Please share with us a synopsis of your nursing career.
As of this year, I’ve worked at Children’s Hospital Los Angeles for 30 years. I began my nursing career in high school by participating in a career path course that resulted in my earning a certification as a CNA. Attending Mount St. Mary’s in Los Angeles, I earned my BSN. I had a very positive clinical rotation at Children’s Hospital as a student nurse and was lucky enough to be hired as a new grad.

Over three decades, I’ve been a staff nurse on the toddler unit, assistant nurse manager on the infant unit and served as house supervisor at Children’s Hospital for about 20 years.

I have also served on the Children’s Emergency Preparedness Committee. We receive federal funding that assists hospitals to prepare for disasters. I’m now also the manager of the Children’s Hospital Los Angeles Disaster Resource Center, coordinating with other L.A. County entities in preparing for a variety of disasters. Having been a member of the Emergency Preparedness Committee and a house supervisor, I’ve always understood the bigger picture in terms of disaster preparedness.

Tell us a little more about emergency preparedness in L.A. County.

Funding comes from the Office of the Assistant Secretary and Response (ASPR) for the Hospital Preparedness Program (HPP). Each state is awarded money every year from the federal government. Four cities have been identified as high-risk: New York, Chicago, L.A. and Washington, D.C.

Thirteen hospitals in the area — out of approximately 100 total in L.A. County — have taken the lead in developing a disaster resource center program and Children’s Hospital Los Angeles is the Pediatric Disaster Resource Center. We are a regionally located disaster resource center working with area hospitals in county-wide planning and preparation for large-scale events.

We have a large cache of medical supplies, pharmaceuticals and equipment and we’re ready for most any event. The relationships that have been built between the different hospitals and agencies are very important. Everyone knows one another and we have a good working knowledge of the strengths and resources offered by each individual facility.

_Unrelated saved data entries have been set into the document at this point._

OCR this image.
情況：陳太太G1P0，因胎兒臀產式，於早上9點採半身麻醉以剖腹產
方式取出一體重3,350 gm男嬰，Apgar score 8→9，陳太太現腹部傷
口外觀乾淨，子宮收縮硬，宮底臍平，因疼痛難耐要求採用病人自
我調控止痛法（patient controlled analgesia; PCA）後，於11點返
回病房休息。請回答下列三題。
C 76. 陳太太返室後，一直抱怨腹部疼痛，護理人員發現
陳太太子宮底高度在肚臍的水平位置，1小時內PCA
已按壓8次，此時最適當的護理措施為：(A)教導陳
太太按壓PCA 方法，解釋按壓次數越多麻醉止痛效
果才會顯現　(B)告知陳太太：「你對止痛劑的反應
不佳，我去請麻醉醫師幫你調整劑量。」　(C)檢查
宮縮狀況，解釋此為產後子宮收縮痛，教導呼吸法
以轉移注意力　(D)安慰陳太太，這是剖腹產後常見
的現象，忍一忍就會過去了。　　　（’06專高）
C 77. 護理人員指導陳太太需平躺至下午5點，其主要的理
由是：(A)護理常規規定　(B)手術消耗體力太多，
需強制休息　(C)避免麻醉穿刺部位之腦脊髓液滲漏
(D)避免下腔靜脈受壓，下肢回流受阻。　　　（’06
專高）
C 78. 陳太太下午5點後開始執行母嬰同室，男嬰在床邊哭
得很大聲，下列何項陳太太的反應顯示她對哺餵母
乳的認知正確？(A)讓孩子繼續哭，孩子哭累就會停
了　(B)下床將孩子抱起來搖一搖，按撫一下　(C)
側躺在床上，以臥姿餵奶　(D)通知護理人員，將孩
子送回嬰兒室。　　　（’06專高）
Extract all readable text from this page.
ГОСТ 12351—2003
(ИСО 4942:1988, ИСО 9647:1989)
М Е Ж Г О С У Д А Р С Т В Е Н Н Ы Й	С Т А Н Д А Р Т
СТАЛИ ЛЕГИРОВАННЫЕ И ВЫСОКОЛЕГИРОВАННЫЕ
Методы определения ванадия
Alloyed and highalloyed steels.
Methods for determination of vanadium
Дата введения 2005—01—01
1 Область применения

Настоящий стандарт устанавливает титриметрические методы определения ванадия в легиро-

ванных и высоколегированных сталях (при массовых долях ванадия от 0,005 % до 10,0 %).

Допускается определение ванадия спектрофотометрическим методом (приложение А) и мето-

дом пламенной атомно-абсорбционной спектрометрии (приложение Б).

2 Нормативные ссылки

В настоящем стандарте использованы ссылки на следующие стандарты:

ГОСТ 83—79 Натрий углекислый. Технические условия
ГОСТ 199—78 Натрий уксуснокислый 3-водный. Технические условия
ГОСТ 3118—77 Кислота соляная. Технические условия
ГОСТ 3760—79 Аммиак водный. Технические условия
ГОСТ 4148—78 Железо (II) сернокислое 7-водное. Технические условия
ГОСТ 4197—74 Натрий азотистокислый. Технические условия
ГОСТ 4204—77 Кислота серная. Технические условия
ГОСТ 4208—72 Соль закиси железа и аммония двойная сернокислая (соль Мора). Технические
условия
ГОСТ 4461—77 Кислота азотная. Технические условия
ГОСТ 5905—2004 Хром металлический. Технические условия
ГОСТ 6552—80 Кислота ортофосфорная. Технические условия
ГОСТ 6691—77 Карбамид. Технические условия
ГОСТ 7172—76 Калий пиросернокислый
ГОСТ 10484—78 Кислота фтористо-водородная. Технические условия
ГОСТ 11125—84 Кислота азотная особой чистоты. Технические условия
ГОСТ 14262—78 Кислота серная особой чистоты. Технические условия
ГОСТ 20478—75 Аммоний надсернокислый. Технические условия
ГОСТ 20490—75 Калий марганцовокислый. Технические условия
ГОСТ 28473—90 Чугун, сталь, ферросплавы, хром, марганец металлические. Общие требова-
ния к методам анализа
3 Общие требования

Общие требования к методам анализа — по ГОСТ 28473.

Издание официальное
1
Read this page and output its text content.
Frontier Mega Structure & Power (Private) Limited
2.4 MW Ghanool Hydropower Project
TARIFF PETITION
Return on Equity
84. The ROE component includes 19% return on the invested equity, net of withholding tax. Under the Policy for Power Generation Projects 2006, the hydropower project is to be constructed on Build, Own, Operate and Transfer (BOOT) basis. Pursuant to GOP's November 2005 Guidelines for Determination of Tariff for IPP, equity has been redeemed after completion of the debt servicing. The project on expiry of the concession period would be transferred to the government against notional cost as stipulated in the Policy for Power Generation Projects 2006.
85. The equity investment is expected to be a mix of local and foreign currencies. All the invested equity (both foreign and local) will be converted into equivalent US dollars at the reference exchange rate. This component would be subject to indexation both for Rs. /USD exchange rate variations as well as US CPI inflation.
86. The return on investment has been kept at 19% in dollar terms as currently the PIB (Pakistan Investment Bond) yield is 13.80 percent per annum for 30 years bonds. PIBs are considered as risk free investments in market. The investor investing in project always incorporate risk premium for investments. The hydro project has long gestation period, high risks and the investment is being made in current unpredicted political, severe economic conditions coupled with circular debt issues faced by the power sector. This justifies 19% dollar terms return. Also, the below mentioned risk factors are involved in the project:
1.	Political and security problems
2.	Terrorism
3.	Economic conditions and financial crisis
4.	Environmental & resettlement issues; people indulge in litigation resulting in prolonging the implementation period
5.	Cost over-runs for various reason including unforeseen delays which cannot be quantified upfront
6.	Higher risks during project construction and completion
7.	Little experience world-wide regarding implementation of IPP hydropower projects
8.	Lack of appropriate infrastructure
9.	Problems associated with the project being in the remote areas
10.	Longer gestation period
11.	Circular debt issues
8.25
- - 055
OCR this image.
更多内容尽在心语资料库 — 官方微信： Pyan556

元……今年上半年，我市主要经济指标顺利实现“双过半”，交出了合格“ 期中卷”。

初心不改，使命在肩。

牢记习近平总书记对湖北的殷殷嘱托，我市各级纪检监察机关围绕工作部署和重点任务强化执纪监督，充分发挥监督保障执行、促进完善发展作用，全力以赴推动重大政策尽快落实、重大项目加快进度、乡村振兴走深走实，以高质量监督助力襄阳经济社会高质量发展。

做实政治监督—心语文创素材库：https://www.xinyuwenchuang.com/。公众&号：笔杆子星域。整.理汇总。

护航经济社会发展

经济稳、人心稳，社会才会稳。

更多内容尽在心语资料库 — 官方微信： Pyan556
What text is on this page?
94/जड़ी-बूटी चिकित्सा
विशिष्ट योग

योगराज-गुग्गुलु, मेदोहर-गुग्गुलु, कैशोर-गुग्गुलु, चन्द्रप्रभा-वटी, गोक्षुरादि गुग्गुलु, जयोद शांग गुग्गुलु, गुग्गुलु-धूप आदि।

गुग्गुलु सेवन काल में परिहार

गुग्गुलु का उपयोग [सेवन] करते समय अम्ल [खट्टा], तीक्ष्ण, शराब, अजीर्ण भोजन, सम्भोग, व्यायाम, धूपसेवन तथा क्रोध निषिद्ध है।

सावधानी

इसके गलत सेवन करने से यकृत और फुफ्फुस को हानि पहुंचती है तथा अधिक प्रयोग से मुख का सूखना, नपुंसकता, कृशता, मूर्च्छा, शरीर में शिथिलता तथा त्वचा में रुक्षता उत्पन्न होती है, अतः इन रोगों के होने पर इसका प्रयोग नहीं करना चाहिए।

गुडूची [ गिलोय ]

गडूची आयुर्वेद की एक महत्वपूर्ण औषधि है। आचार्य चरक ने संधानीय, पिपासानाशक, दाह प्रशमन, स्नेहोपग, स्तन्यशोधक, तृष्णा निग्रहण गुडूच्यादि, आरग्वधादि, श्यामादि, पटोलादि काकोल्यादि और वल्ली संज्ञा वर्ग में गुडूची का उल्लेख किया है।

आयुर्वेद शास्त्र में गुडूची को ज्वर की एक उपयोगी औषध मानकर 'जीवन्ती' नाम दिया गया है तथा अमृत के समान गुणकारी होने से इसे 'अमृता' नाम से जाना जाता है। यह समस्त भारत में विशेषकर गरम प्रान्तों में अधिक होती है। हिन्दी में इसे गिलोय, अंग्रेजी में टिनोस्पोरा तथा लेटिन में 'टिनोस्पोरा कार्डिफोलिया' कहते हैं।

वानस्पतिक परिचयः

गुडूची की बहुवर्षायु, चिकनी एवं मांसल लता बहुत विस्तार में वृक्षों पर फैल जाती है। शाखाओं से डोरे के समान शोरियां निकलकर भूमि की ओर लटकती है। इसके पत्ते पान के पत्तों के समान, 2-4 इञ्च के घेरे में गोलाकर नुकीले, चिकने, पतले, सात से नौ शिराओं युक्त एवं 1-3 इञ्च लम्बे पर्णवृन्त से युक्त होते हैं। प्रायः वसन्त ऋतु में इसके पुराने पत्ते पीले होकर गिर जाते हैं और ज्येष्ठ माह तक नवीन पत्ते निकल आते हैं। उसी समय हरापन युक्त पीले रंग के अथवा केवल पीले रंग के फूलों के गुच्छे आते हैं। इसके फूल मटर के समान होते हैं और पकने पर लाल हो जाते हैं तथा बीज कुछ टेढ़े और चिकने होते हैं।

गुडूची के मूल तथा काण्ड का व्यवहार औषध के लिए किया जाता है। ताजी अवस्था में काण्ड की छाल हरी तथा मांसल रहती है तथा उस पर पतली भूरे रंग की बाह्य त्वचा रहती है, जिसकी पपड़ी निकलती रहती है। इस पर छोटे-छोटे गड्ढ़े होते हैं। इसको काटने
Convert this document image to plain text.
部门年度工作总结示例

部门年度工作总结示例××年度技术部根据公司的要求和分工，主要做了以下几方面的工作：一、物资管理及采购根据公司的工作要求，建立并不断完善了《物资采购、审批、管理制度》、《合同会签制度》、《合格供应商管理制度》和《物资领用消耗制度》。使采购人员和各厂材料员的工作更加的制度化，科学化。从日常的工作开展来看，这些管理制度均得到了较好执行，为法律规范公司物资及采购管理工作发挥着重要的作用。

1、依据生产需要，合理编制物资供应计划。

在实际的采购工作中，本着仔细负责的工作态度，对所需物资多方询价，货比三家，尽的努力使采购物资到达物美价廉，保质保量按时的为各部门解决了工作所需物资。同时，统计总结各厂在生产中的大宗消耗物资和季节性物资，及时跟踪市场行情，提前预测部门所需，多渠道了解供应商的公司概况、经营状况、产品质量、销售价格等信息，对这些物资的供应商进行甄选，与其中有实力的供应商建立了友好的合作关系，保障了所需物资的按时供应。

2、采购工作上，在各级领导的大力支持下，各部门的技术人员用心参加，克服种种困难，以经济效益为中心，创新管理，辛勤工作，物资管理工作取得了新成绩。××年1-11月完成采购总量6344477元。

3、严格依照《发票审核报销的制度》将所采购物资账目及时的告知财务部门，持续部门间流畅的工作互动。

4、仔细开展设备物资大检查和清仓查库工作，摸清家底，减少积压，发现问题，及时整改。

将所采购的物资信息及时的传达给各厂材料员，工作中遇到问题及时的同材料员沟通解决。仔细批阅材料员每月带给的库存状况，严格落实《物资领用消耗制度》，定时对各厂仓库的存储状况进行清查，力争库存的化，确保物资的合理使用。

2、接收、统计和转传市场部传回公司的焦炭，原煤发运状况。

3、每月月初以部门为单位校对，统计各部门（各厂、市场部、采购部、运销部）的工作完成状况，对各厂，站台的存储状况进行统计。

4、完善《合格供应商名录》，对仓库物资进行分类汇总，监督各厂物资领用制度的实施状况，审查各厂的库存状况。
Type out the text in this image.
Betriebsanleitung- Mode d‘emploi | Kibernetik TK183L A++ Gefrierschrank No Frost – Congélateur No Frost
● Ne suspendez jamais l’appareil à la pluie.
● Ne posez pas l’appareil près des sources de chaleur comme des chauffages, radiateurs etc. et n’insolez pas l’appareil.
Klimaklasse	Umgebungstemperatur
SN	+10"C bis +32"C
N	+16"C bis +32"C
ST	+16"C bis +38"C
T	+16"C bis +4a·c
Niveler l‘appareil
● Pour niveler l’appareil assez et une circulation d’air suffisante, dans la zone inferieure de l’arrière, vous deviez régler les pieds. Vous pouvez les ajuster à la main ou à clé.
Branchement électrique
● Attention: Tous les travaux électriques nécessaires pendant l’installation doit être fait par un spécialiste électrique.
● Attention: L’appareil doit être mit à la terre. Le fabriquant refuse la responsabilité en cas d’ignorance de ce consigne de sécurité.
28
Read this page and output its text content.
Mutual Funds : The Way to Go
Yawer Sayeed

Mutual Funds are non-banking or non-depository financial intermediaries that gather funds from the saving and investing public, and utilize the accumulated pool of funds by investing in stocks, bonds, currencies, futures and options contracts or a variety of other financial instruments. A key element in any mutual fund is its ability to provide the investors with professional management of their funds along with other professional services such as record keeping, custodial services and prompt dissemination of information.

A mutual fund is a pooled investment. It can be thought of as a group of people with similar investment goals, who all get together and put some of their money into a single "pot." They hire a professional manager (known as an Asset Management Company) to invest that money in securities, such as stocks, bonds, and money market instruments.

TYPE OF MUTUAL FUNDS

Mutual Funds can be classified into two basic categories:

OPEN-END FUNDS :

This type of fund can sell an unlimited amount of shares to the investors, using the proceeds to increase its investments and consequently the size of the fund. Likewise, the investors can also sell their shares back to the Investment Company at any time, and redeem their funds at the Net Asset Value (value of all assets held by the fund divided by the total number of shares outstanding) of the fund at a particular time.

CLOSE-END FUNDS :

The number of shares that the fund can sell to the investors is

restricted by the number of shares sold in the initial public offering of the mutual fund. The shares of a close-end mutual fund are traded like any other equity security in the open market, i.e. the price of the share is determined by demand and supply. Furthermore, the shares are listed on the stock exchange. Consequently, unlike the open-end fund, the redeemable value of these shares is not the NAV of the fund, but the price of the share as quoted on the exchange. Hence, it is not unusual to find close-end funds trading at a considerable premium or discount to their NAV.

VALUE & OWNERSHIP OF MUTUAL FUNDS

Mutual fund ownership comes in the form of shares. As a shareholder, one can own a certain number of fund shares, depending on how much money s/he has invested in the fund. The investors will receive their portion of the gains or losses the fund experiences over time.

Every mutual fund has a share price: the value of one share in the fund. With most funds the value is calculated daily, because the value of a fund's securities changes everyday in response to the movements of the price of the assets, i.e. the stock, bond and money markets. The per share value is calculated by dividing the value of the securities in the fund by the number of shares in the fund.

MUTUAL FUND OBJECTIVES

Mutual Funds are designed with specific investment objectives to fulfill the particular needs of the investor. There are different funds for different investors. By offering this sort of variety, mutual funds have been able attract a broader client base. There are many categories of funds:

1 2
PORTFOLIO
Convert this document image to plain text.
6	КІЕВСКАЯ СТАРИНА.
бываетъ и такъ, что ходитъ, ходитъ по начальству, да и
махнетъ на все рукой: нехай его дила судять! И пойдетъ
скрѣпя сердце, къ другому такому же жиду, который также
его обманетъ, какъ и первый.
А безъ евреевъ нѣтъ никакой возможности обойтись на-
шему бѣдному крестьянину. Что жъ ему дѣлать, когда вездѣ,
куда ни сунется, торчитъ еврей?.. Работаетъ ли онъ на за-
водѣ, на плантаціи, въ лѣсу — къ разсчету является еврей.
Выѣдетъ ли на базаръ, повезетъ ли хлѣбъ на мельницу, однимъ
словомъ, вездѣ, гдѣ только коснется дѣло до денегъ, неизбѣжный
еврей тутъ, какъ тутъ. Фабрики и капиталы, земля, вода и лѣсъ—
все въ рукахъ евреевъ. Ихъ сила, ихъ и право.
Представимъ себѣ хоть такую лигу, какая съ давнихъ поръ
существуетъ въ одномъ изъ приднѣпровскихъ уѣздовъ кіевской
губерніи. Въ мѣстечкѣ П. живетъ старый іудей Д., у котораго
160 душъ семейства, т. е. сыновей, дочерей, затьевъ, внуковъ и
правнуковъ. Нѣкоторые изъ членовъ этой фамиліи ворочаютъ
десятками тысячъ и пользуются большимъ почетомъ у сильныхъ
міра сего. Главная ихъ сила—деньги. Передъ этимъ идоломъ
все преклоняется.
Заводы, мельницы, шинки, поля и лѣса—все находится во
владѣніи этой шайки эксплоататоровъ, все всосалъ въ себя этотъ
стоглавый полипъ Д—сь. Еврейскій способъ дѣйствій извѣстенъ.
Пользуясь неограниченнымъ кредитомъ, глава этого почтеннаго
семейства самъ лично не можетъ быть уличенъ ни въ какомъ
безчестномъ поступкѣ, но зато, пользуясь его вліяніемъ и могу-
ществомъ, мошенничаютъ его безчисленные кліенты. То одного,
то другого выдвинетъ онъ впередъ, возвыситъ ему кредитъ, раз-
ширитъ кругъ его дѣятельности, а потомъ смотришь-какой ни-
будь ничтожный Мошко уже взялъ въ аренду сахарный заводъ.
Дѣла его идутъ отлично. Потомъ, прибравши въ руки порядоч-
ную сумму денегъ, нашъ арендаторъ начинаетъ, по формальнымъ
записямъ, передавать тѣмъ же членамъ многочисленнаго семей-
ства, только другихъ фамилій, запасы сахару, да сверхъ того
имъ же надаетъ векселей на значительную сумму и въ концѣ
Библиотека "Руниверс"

Kathy Stevenson prepares the CHLA team

Disaster Relief Nursing at CHLA 

What types of events are you prepared for?
We use what is called an “all hazards approach”: looking at what disasters have in common, including communication, logistics, command structure and the hierarchy of authority. Being nimble is essential since we work in a world of hypotheticals and theoreticals. No two disasters are the same and we need to consider the lessons that are learned each time.

Regarding specific types of events, we are prepared for natural disasters such as earthquakes and wildfires; active shooter and hostile work environment scenarios; and chemical, biological and nuclear disasters, including the ability to conduct wide-scale decontamination.

We have worked to develop mass fatality plans, medical mass care plans and family information center plans, including schools and other facilities. In terms of mental health for staff and victims, we are prepared to offer support during and following any large-scale event.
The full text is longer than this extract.